Le grandi multinazionali di un tempo hanno tracciato la strada per l'internazionalizzazione delle imprese. Oggi un'impresa che vuole reggere la competizione globale deve essere a propria volta internazionalizzata.
Il fenomeno della delocalizzazione delle imprese, che si vive anche in Trentino, come in ogni parte del mondo sviluppato, verso i mercati che hanno un costo del lavoro più basso, meno tassazioni e senza vincoli di sorta per quanto riguarda la salvaguardia ambientale o sindacale, è sotto gli occhi di tutti.
La contraddizione palese è che una società finanziaria o imprenditoriale inserita in uno Stato democratico è costretta a muoversi secondo le regole democratiche che sono state stabilite dal potere politico.

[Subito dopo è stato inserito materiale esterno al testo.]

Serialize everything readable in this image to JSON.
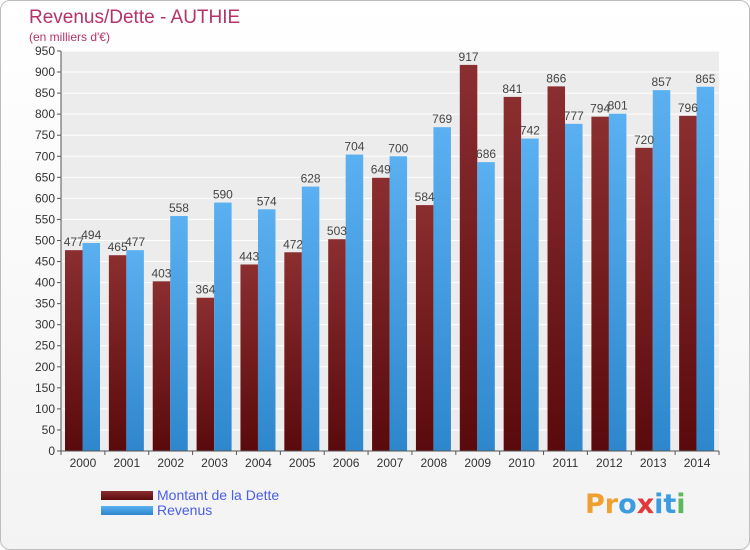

Mentre, come quella stessa società finanziaria o impresa si muove fuori dallo Stato democratico e si insedia negli Stati deboli e/o senza democrazia, si muove nel peggiore dei modi, con un alto sfruttamento delle risorse e della manodopera locali.

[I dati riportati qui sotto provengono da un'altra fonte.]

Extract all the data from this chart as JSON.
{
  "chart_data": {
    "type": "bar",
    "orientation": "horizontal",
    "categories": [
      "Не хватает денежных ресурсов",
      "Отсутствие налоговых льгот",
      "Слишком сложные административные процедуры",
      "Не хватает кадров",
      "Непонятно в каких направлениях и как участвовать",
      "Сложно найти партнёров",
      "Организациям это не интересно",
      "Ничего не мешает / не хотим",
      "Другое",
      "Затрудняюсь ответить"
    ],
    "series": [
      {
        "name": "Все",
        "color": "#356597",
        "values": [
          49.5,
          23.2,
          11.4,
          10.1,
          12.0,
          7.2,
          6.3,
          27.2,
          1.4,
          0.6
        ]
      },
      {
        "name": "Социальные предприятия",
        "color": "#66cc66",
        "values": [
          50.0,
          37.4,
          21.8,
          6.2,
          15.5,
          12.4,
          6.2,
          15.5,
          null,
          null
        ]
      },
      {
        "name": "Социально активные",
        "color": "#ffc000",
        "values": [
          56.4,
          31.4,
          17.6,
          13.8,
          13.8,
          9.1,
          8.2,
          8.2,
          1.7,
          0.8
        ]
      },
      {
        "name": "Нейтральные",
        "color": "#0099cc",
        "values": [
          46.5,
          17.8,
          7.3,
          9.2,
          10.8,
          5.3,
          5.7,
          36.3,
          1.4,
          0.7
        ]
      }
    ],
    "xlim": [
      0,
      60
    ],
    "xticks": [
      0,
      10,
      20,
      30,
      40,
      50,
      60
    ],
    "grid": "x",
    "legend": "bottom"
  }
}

Tutti conosciamo lo scandalo dello sfruttamento del lavoro minorile, delle condizioni di lavoro bestiali, del dilagare della corruzione ad ogni livello, della libertà impunita, di spostare nei Paesi più poveri le lavorazioni più pericolose, nocive e inquinanti…

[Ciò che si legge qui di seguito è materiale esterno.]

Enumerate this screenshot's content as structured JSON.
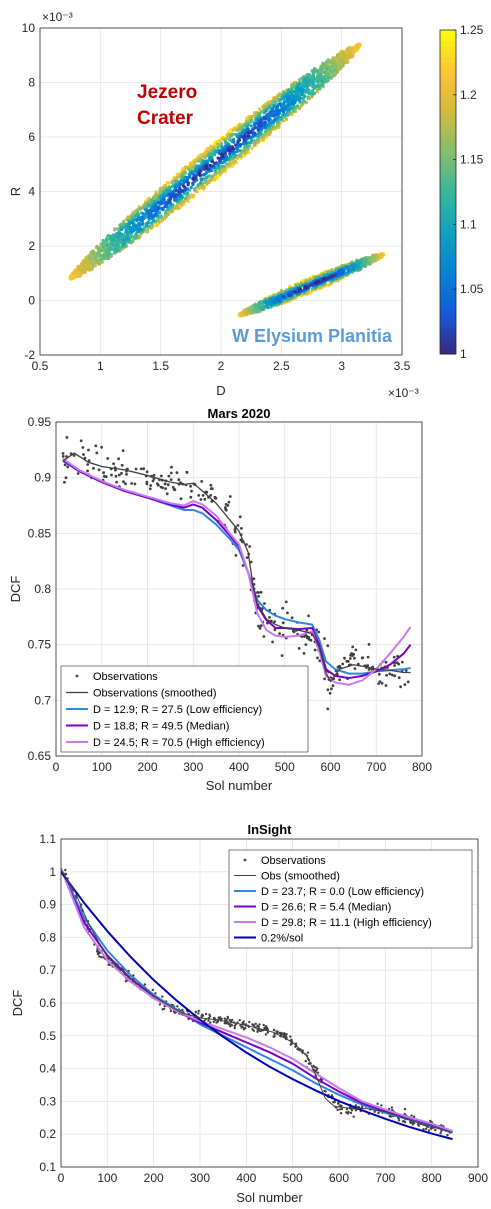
{
  "chart_data": [
    {
      "type": "scatter",
      "title": "",
      "xlabel": "D",
      "ylabel": "R",
      "xlim": [
        0.5,
        3.5
      ],
      "ylim": [
        -2,
        10
      ],
      "x_ticks": [
        "0.5",
        "1",
        "1.5",
        "2",
        "2.5",
        "3",
        "3.5"
      ],
      "y_ticks": [
        "-2",
        "0",
        "2",
        "4",
        "6",
        "8",
        "10"
      ],
      "x_exponent": "×10⁻³",
      "y_exponent": "×10⁻³",
      "grid": true,
      "annotations": [
        {
          "text_lines": [
            "Jezero",
            "Crater"
          ],
          "color": "#c00000"
        },
        {
          "text_lines": [
            "W Elysium Planitia"
          ],
          "color": "#5b9bd5"
        }
      ],
      "clusters": [
        {
          "x_range": [
            0.75,
            3.15
          ],
          "y_range": [
            0.8,
            9.4
          ]
        },
        {
          "x_range": [
            2.15,
            3.35
          ],
          "y_range": [
            -0.55,
            1.7
          ]
        }
      ],
      "colorbar": {
        "range": [
          1,
          1.25
        ],
        "ticks": [
          "1",
          "1.05",
          "1.1",
          "1.15",
          "1.2",
          "1.25"
        ],
        "colormap": "parula"
      }
    },
    {
      "type": "line",
      "title": "Mars 2020",
      "xlabel": "Sol number",
      "ylabel": "DCF",
      "xlim": [
        0,
        800
      ],
      "ylim": [
        0.65,
        0.95
      ],
      "x_ticks": [
        "0",
        "100",
        "200",
        "300",
        "400",
        "500",
        "600",
        "700",
        "800"
      ],
      "y_ticks": [
        "0.65",
        "0.7",
        "0.75",
        "0.8",
        "0.85",
        "0.9",
        "0.95"
      ],
      "grid": true,
      "legend_position": "bottom-left",
      "series": [
        {
          "name": "Observations",
          "style": "dots",
          "color": "#404040"
        },
        {
          "name": "Observations (smoothed)",
          "color": "#404040",
          "x": [
            15,
            40,
            70,
            100,
            150,
            200,
            250,
            280,
            300,
            320,
            350,
            380,
            400,
            420,
            430,
            440,
            460,
            480,
            500,
            530,
            560,
            575,
            590,
            600,
            620,
            650,
            680,
            700,
            730,
            760,
            775
          ],
          "y": [
            0.915,
            0.922,
            0.914,
            0.91,
            0.907,
            0.902,
            0.896,
            0.894,
            0.895,
            0.888,
            0.877,
            0.862,
            0.852,
            0.833,
            0.805,
            0.787,
            0.773,
            0.768,
            0.765,
            0.763,
            0.76,
            0.748,
            0.725,
            0.717,
            0.728,
            0.732,
            0.73,
            0.728,
            0.727,
            0.725,
            0.725
          ]
        },
        {
          "name": "D = 12.9; R = 27.5 (Low efficiency)",
          "color": "#2e86de",
          "x": [
            15,
            50,
            100,
            150,
            200,
            250,
            280,
            300,
            320,
            350,
            380,
            400,
            420,
            440,
            460,
            480,
            500,
            530,
            560,
            575,
            590,
            610,
            640,
            670,
            700,
            730,
            760,
            775
          ],
          "y": [
            0.915,
            0.906,
            0.896,
            0.888,
            0.882,
            0.875,
            0.871,
            0.871,
            0.868,
            0.858,
            0.845,
            0.835,
            0.815,
            0.79,
            0.781,
            0.776,
            0.773,
            0.77,
            0.768,
            0.755,
            0.735,
            0.728,
            0.724,
            0.724,
            0.726,
            0.727,
            0.728,
            0.729
          ]
        },
        {
          "name": "D = 18.8; R = 49.5 (Median)",
          "color": "#7a00c8",
          "x": [
            15,
            50,
            100,
            150,
            200,
            250,
            280,
            300,
            320,
            350,
            380,
            400,
            420,
            440,
            460,
            480,
            500,
            530,
            560,
            575,
            590,
            610,
            640,
            670,
            700,
            730,
            760,
            775
          ],
          "y": [
            0.916,
            0.906,
            0.896,
            0.888,
            0.882,
            0.876,
            0.873,
            0.876,
            0.873,
            0.862,
            0.848,
            0.838,
            0.815,
            0.785,
            0.772,
            0.765,
            0.765,
            0.764,
            0.765,
            0.75,
            0.728,
            0.722,
            0.72,
            0.722,
            0.726,
            0.732,
            0.742,
            0.75
          ]
        },
        {
          "name": "D = 24.5; R = 70.5 (High efficiency)",
          "color": "#c77cf0",
          "x": [
            15,
            50,
            100,
            150,
            200,
            250,
            280,
            300,
            320,
            350,
            380,
            400,
            420,
            440,
            460,
            480,
            500,
            530,
            560,
            575,
            590,
            610,
            640,
            670,
            700,
            730,
            760,
            775
          ],
          "y": [
            0.917,
            0.907,
            0.897,
            0.889,
            0.883,
            0.877,
            0.875,
            0.879,
            0.876,
            0.866,
            0.85,
            0.84,
            0.815,
            0.778,
            0.763,
            0.758,
            0.757,
            0.758,
            0.762,
            0.745,
            0.722,
            0.716,
            0.714,
            0.718,
            0.728,
            0.742,
            0.757,
            0.766
          ]
        }
      ]
    },
    {
      "type": "line",
      "title": "InSight",
      "xlabel": "Sol number",
      "ylabel": "DCF",
      "xlim": [
        0,
        900
      ],
      "ylim": [
        0.1,
        1.1
      ],
      "x_ticks": [
        "0",
        "100",
        "200",
        "300",
        "400",
        "500",
        "600",
        "700",
        "800",
        "900"
      ],
      "y_ticks": [
        "0.1",
        "0.2",
        "0.3",
        "0.4",
        "0.5",
        "0.6",
        "0.7",
        "0.8",
        "0.9",
        "1",
        "1.1"
      ],
      "grid": true,
      "legend_position": "top-right",
      "series": [
        {
          "name": "Observations",
          "style": "dots",
          "color": "#404040",
          "x": [
            5,
            20,
            35,
            50,
            70,
            90,
            110,
            130,
            150,
            175,
            200,
            230,
            260,
            290,
            320,
            350,
            380,
            410,
            440,
            470,
            500,
            520,
            540,
            560,
            580,
            600,
            620,
            650,
            680,
            700,
            730,
            760,
            790,
            820,
            840
          ],
          "y": [
            1.0,
            0.95,
            0.92,
            0.86,
            0.79,
            0.74,
            0.72,
            0.7,
            0.67,
            0.645,
            0.62,
            0.59,
            0.57,
            0.56,
            0.555,
            0.545,
            0.535,
            0.53,
            0.52,
            0.505,
            0.48,
            0.45,
            0.42,
            0.37,
            0.31,
            0.28,
            0.275,
            0.28,
            0.28,
            0.27,
            0.255,
            0.24,
            0.225,
            0.215,
            0.205
          ]
        },
        {
          "name": "Obs (smoothed)",
          "color": "#404040",
          "x": [
            0,
            30,
            60,
            100,
            150,
            200,
            260,
            300,
            340,
            380,
            420,
            460,
            500,
            530,
            550,
            570,
            590,
            620,
            660,
            700,
            760,
            820,
            845
          ],
          "y": [
            1.005,
            0.94,
            0.84,
            0.74,
            0.675,
            0.62,
            0.57,
            0.555,
            0.548,
            0.538,
            0.525,
            0.51,
            0.48,
            0.44,
            0.38,
            0.31,
            0.285,
            0.28,
            0.278,
            0.268,
            0.24,
            0.215,
            0.205
          ]
        },
        {
          "name": "D = 23.7; R = 0.0 (Low efficiency)",
          "color": "#2e86de",
          "x": [
            0,
            50,
            100,
            150,
            200,
            250,
            300,
            350,
            400,
            450,
            500,
            550,
            600,
            650,
            700,
            750,
            800,
            845
          ],
          "y": [
            1.01,
            0.86,
            0.76,
            0.685,
            0.625,
            0.58,
            0.535,
            0.5,
            0.465,
            0.43,
            0.395,
            0.355,
            0.32,
            0.29,
            0.265,
            0.245,
            0.225,
            0.205
          ]
        },
        {
          "name": "D = 26.6; R = 5.4 (Median)",
          "color": "#7a00c8",
          "x": [
            0,
            50,
            100,
            150,
            200,
            250,
            300,
            350,
            400,
            450,
            500,
            550,
            600,
            650,
            700,
            750,
            800,
            845
          ],
          "y": [
            1.01,
            0.845,
            0.745,
            0.675,
            0.62,
            0.575,
            0.54,
            0.51,
            0.48,
            0.45,
            0.415,
            0.37,
            0.33,
            0.295,
            0.27,
            0.25,
            0.23,
            0.208
          ]
        },
        {
          "name": "D = 29.8; R = 11.1 (High efficiency)",
          "color": "#c77cf0",
          "x": [
            0,
            50,
            100,
            150,
            200,
            250,
            300,
            350,
            400,
            450,
            500,
            550,
            600,
            650,
            700,
            750,
            800,
            845
          ],
          "y": [
            1.01,
            0.83,
            0.73,
            0.665,
            0.615,
            0.575,
            0.545,
            0.52,
            0.495,
            0.465,
            0.43,
            0.385,
            0.34,
            0.3,
            0.275,
            0.252,
            0.232,
            0.21
          ]
        },
        {
          "name": "0.2%/sol",
          "color": "#0000b4",
          "x": [
            0,
            50,
            100,
            150,
            200,
            250,
            300,
            350,
            400,
            450,
            500,
            550,
            600,
            650,
            700,
            750,
            800,
            845
          ],
          "y": [
            1.0,
            0.905,
            0.819,
            0.741,
            0.67,
            0.607,
            0.549,
            0.497,
            0.449,
            0.406,
            0.368,
            0.333,
            0.301,
            0.273,
            0.247,
            0.223,
            0.202,
            0.185
          ]
        }
      ]
    }
  ]
}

L'inizio del terzo millennio è caratterizzato da problemi inediti di carattere globale.
Per la prima volta nella storia dell'umanità, per effetto di una crescita demografica esponenziale, specie nei Paesi più poveri, e di uno sviluppo economico e dei consumi, che si pensava illimitato, siamo sull'orlo di una catastrofe ecologica planetaria. Risorse vitali come quella dell'acqua potabile diventano sempre più preziose e quelle alimentari hanno prezzi sempre più elevati.
Oggi, anche gli Usa riconoscono l'esistenza dell'effetto serra per l'inquinamento dell'aria che respiriamo, lo scioglimento delle calotte polari, il restringimento delle foreste tropicali, l'avanzata della desertificazione, la scomparsa di sempre più numerose specie animali e vegetali, l'inquinamento di aree sempre più vaste degli oceani…
Per far fronte allo sviluppo dei consumi reclamati dalle nuove economie emergenti, come quelle della Cina e dell'India, ci vorrebbe un altro pianeta di riserva.
Ma il Mondo è uno solo e le risorse petrolifere sono agli sgoccioli.
L'economia di mercato globale lasciata a briglie sciolte porta all'autodistruzione.
Per uscire da questa tremenda prospettiva è necessario un livello di concertazione e di decisioni politiche di livello planetario. C'è quindi bisogno di una politica forte degli Organismi Internazionali che in nome della democrazia, cioè del governo del popolo, in questo caso rappresentato dall'insieme dell'umanità, detti uno stop a questo tipo di sviluppo indotto dall'economia di mercato. Per il Bene Comune, che s'identifica con la salvaguardia della vita del Pianeta, è urgente e necessario dettare le nuove regole dell'economia di mercato, per incominciare ad eliminare gli sprechi e convertirsi in uno sviluppo compatibile con le risorse reali di cui il mondo e l'umanità possano disporre.
L'attuale economia del mercato liberista è quindi in rotta di collisione rispetto all'esigenza di un'economia di mercato da praticare solo dentro i limiti delle risorse disponibili che sono finite e non infinite.
Come la scienza, anche l'economia di mercato è fattore di progresso a seconda dell'uso che se ne fa.
La democrazia esige un potere politico (della polis mondiale) che detti urgentemente le nuove regole di uno sviluppo compatibile orientato alla riconversione delle risorse economiche, finanziarie e tecnologiche, a partire da quelle energetiche e ad un processo di eguaglianza e giustizia sociale per tutti.
Basterebbe riconvertire la spesa per le guerre e la rincorsa agli armamenti, per avere le risorse necessarie a questo sforzo straordinario di riconversione economica globale. Una riconversione che va di pari passo con l'esigenza di una cultura umana planetaria. La coscienza che il pianeta è sempre più piccolo e i popoli devono comportarsi come appartenenti ad un'unica famiglia umana in un reale spirito di fratellanza.
Un'utopia? Può darsi. Ma senza questa utopia non c'è futuro.